Het is de eerste keer sinds het begin van deze coronacrisis dat ik een masker aandoe en het is wat zoeken. Waar moeten al die lintjes naartoe? Een paar onder de oren en een paar erboven. Dan de lussen op mijn achterhoofd nog maken. De meerdere pogingen moeten er nogal knullig uitzien. Maar na wat zoeken zit het me als gegoten, voorlopig toch.
De eerste miserie
Ik ben klaar om de tram op te springen voor wat interviews met passagiers voor de reportage die ik voor de krant moet maken.
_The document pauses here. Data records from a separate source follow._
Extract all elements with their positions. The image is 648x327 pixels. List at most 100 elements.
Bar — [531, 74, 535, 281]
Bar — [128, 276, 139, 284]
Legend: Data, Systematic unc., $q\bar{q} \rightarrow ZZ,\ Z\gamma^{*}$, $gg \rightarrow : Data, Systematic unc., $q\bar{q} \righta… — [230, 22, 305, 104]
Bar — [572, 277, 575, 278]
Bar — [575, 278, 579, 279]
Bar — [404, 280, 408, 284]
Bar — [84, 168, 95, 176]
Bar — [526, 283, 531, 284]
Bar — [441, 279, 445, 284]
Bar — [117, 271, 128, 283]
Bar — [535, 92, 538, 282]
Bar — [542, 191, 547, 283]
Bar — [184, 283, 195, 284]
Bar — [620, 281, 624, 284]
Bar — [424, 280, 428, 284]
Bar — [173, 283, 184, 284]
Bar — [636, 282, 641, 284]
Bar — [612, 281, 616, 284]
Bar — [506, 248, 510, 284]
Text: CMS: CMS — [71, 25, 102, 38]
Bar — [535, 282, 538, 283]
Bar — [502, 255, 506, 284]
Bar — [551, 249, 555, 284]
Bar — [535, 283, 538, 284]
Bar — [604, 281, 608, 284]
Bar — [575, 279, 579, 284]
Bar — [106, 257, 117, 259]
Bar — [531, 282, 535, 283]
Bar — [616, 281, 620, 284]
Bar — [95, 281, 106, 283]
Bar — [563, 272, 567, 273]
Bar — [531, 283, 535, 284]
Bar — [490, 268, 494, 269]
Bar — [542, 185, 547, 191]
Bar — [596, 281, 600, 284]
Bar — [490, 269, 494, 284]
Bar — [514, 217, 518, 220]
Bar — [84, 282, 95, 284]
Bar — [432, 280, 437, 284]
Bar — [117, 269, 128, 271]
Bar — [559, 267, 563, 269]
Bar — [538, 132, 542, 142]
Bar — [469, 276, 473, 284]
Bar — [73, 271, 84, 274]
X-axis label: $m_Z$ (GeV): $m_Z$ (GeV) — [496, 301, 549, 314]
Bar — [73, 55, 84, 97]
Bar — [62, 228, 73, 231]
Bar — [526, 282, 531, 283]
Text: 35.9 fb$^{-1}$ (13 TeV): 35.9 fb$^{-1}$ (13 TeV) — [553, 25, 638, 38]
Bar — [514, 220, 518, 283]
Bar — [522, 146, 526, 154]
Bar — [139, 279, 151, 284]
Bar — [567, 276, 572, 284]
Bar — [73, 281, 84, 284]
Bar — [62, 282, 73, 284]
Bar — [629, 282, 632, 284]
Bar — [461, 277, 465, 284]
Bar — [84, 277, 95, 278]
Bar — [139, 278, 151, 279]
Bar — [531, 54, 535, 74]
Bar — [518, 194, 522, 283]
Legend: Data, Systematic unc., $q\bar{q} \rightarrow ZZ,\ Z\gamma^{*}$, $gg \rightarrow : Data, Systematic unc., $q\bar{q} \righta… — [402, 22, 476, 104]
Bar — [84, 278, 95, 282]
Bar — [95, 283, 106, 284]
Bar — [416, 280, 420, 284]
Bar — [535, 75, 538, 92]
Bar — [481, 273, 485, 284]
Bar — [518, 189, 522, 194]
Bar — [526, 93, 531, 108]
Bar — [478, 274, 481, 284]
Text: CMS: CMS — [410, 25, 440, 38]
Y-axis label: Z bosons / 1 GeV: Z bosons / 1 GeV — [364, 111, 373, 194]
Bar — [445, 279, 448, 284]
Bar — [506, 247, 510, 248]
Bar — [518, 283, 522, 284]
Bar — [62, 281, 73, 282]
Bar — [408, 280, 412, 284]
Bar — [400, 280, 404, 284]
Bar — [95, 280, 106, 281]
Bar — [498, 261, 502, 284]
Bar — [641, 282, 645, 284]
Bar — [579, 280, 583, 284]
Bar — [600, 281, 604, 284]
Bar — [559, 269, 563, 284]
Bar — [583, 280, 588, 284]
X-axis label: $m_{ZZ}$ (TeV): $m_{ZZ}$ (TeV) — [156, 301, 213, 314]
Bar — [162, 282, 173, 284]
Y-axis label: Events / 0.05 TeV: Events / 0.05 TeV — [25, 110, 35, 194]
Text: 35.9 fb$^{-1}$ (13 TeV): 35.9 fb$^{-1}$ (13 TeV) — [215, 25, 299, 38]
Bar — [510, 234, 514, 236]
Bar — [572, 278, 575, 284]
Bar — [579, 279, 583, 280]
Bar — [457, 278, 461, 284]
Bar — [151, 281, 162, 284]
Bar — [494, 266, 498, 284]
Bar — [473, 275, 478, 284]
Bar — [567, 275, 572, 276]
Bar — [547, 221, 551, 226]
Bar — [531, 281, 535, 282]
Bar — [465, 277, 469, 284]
Dan begint de miserie. Wanneer ik praat, verschuift het mondmasker constant. Terwijl ik vragen probeer te stellen en antwoorden probeer te noteren, ben ik me bewust dat het stuk stof schots en scheef hangt. Mijn neus en kin komen elk om beurt bloot te liggen. Het vergt de hele tijd een klein deel van mijn concentratie om te zorgen dat het masker op zijn plaats blijft. En af en toe moet ik mijn stem verheffen om me duidelijk te maken tegenover mijn gesprekspartner. Dat alles terwijl ik, zo lijkt het wel, uitadem in mijn eigen neus.
Het chirurgische masker
Ik wissel met pijn in het hart de pinguïns voor het chirurgisch mondmasker om daar een poging mee te wagen. Daarmee schend ik zowat de helft van de richtlijnen, zoals daar zijn: “Zodra je het mondmasker hebt opgezet, vermijd je om je masker aan te raken” of “Vermijd om je masker te vaak op en af te zetten”. Bovendien is het chirurgische mondmasker, niet te verwarren met nog meer beschermende FFP2- en FFP3-maskers, eigenlijk exclusief voorbehouden voor het medische en zorgpersoneel. De rekkertjes van het chirurgisch masker maken het iets makkelijker. En na een half uur wijst een vriendelijke dame me erop dat het bovenaan een stukje metaaldraad heeft dat ik rond mijn neus kan plooien. Dat helpt. Maar eigenlijk komt het op hetzelfde neer. Als ik praat, is het heel moeilijk om dat ding op mijn gezicht te houden. Ik voel nu al mee met de leerkrachten die er volledige lesuren mee zullen moeten afwerken.
Burgerzin
Een ramp is het nu ook weer niet. Ze zijn ervoor gemaakt om zo comfortabel mogelijk te zitten en het lukt wel. En u moet natuurlijk altijd in het achterhoofd houden dat uw vrijwillig ongemak mogelijk mensenlevens redt. Of zoals de woordvoerder van het crisiscentrum Yves Stevens het mooi heeft verwoord: het dragen van een mondmasker is “een element van burgerzin”. Dan nu maar een pot water op het vuur zetten, want: “Het mondmasker moet worden gewassen met wasmiddel in de wasmachine op zestig graden met de rest van de was of het kan worden gekookt in een kookpot die alleen hiervoor gebruikt wordt.”